At the Thoroughbred Makeover itself, October 4 to 7, the pair finished an impressive 18th out of a field of 100 in eventing, receiving one of the best cross-country scores. They also competed in the show jumping division, coming in 29th out of 120 entries.
Preparing for and participating in the Makeover was a “fantastic experience,” says Jim, one of 16 Canadians taking part in this annual event. “One of the most enjoyable things I’ve done. It gives you something to shoot for and the event itself was just great.”
Jim particularly enjoyed meeting the other OTTB enthusiasts who were competing in various disciplines. “There were so many different competitors. We were stabled next to barrel racers or people doing freestyle or dressage. It was a real hodgepodge of people. Normally, you go to a horse show and people are all doing the same thing. Every barn really had its own microcosm of competitors. We would cheer each other on or help each other. It was a great atmosphere. There were some really nice horses there, too. It was a really positive experience.”

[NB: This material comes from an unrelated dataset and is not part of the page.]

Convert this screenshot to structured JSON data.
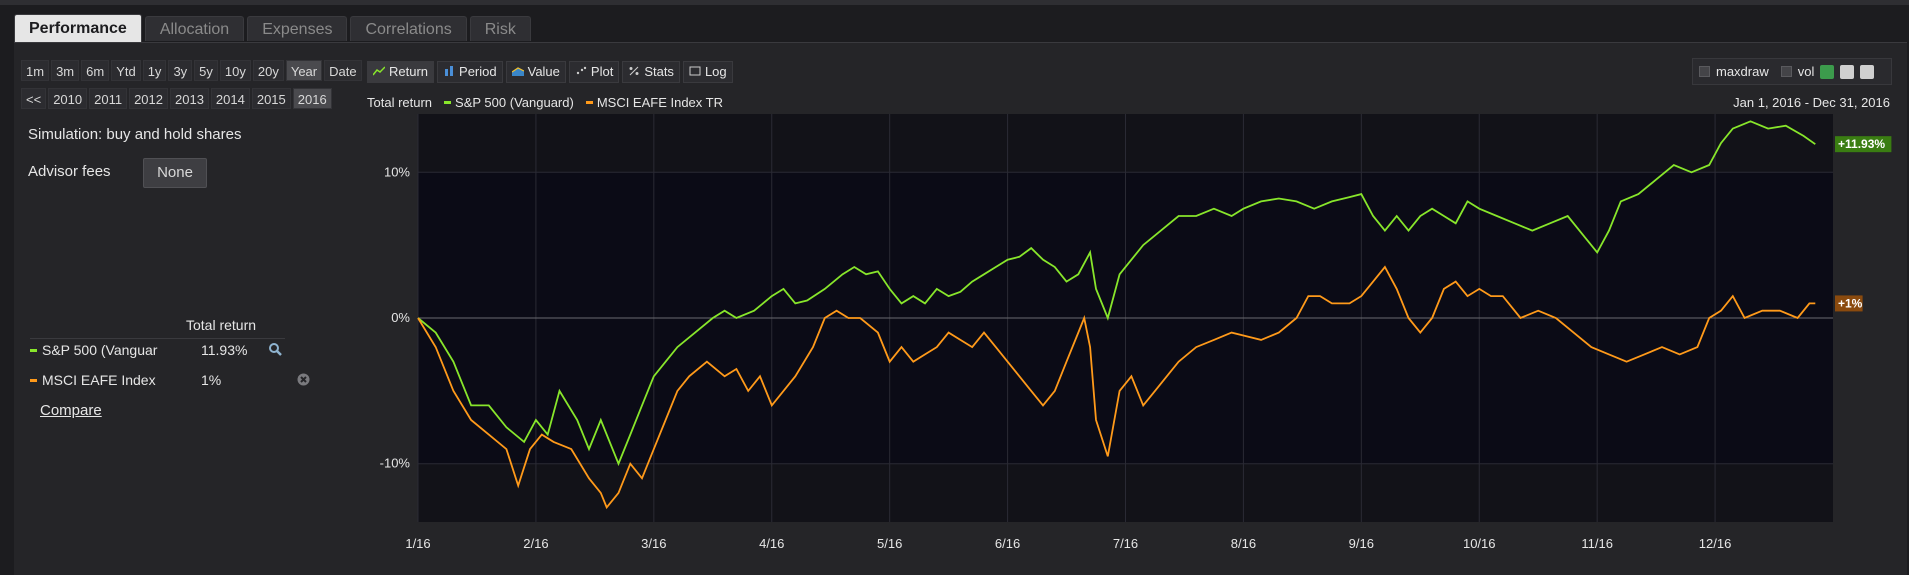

Leading up to the Makeover, Jim launched the “I Like Mike” fundraising campaign, with donations going to the LongRun Thoroughbred Adoption Society, an Ontario organization that retrains and rehomes OTTBs. The original goal of $15,000, with Jim pledging to match donations, was reached early on, so he pushed it to $20,000. Equally as significant as the money raised was the publicity generated, as it has brought awareness to the value of retraining racehorses for second careers and highlights the minimal investment required compared to other breeds.
“I just think that, as long as you’re patient with Thoroughbreds, they are as good an athlete as any horse out there and they have a lot of heart as well. When they set their mind on something, they’re triers,” he says. “Another thing I really like about them is, contrary to popular belief, they’re pretty safe to ride, because they seem to be able to stay on their feet and have a lot of self-preservation built into them.”
So, what’s in store for Mike in 2019? Jim wants to upgrade him to training level in eventing and also take on larger challenges in the jumper ring. In other news, Jim says he enjoyed the Makeover experience so much, he currently has an offer on another OTTB to train toward next fall’s event.